Essa relação leitor-autor, explica o Daniel Galera, passa pelo talento de Wallace em “reproduzir o discurso mental interno de seus contemporâneos”. Mas a identificação com o americano também tem a ver com a tal da sinceridade.
“Um dos maiores legados de DFW foi o de levar ao paroxismo a experimentação formal e os malabarismos técnicos dos pós-modernistas, dando uma volta completa até chegar a uma literatura que bebia dessas fontes para retornar a um modo de discurso mais direto, emocional, que apelava a sentimentos comuns e mesmo a clichês sentimentais. Essa nova sinceridade contaminou os autores das gerações seguintes, para o bem e para o mal.”
Devoção. A mitologia ao redor de Wallace é tão forte que o autor e diretor teatral José Rubens Siqueira lembra de ter enfrentado resistência quando se pôs a traduzir a coleção de contos Breves Entrevistas Com Homens Hediondos, lançada em 2005. “Alguns ‘devotos’ de DFW protestaram porque eu não era da ‘seita’. Acharam que minha tradução não era adequada, que eles fariam melhor, como zeladores do espólio dele”, lembra.
O trabalho de tradução, apesar disso, foi prazeroso: “É bem mais interessante para o tradutor um texto que experimenta com a linguagem do que um texto banal, corriqueiro”, diz Siqueira, que compara o processo a “habitar” a pele de um autor. “No meu entender, a tradução não é um processo de escolhas conscientes.
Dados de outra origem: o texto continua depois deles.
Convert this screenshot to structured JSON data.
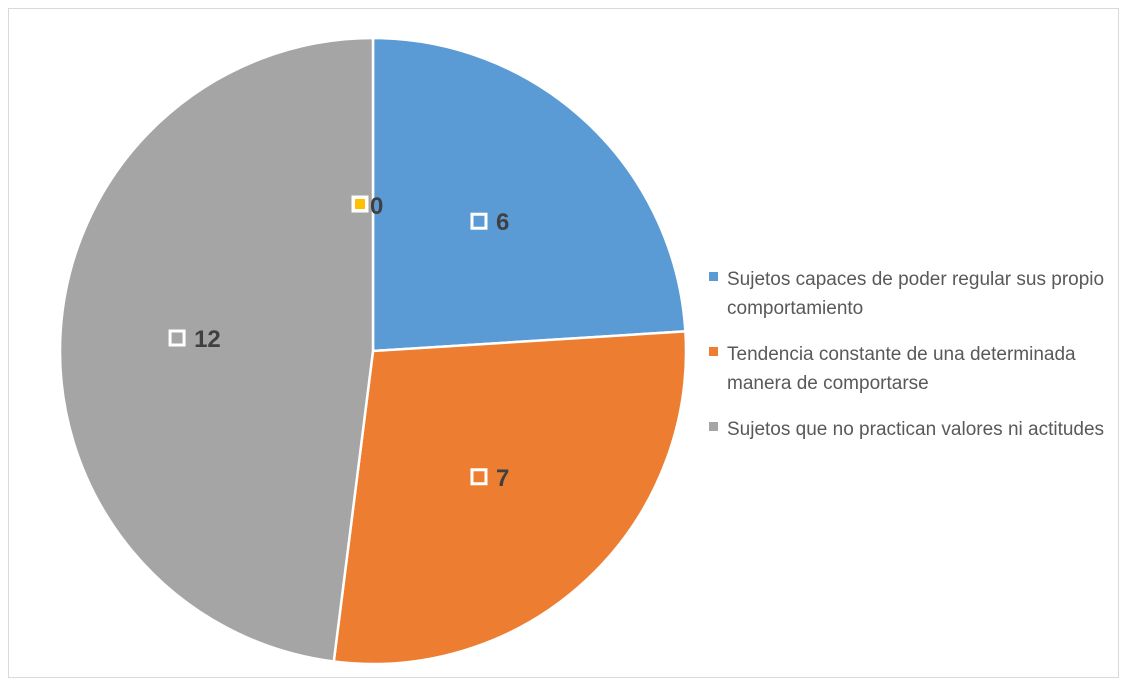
{
  "chart_data": {
    "type": "pie",
    "title": "",
    "start_angle_deg": 0,
    "direction": "clockwise",
    "slices": [
      {
        "label": "",
        "value": 6,
        "color": "#5B9BD5",
        "data_label": "6"
      },
      {
        "label": "",
        "value": 7,
        "color": "#ED7D31",
        "data_label": "7"
      },
      {
        "label": "",
        "value": 12,
        "color": "#A5A5A5",
        "data_label": "12"
      },
      {
        "label": "",
        "value": 0,
        "color": "#FFC000",
        "data_label": "0"
      }
    ],
    "legend": {
      "position": "right",
      "entries": [
        {
          "label": "Sujetos capaces de poder regular sus propio comportamiento",
          "color": "#5B9BD5"
        },
        {
          "label": "Tendencia constante de una determinada manera de comportarse",
          "color": "#ED7D31"
        },
        {
          "label": "Sujetos que no practican valores ni actitudes",
          "color": "#A5A5A5"
        }
      ]
    }
  }
}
É quase um ‘estado alternativo de consciência’. Uma passividade ativa para você se submeter ao texto sem deixar de agir sobre ele.”
Na tradução premiada em 2015, pela APCA, de Graça Infinita, Caetano Galindo lembra que o mais doloroso não foi enfrentar 1.144 páginas de volteios verbais. “(Traduzir) implica um certo grau de convívio que é muito mais profundo do que o da maioria dos leitores. Todas as cenas de desespero, pré-suicídio e abjeção do livro são realmente bem mais complicadas do que lidar com probleminhas verbais de tradução. Você tem que lidar com aquelas coisas e às vezes dói, bastante.”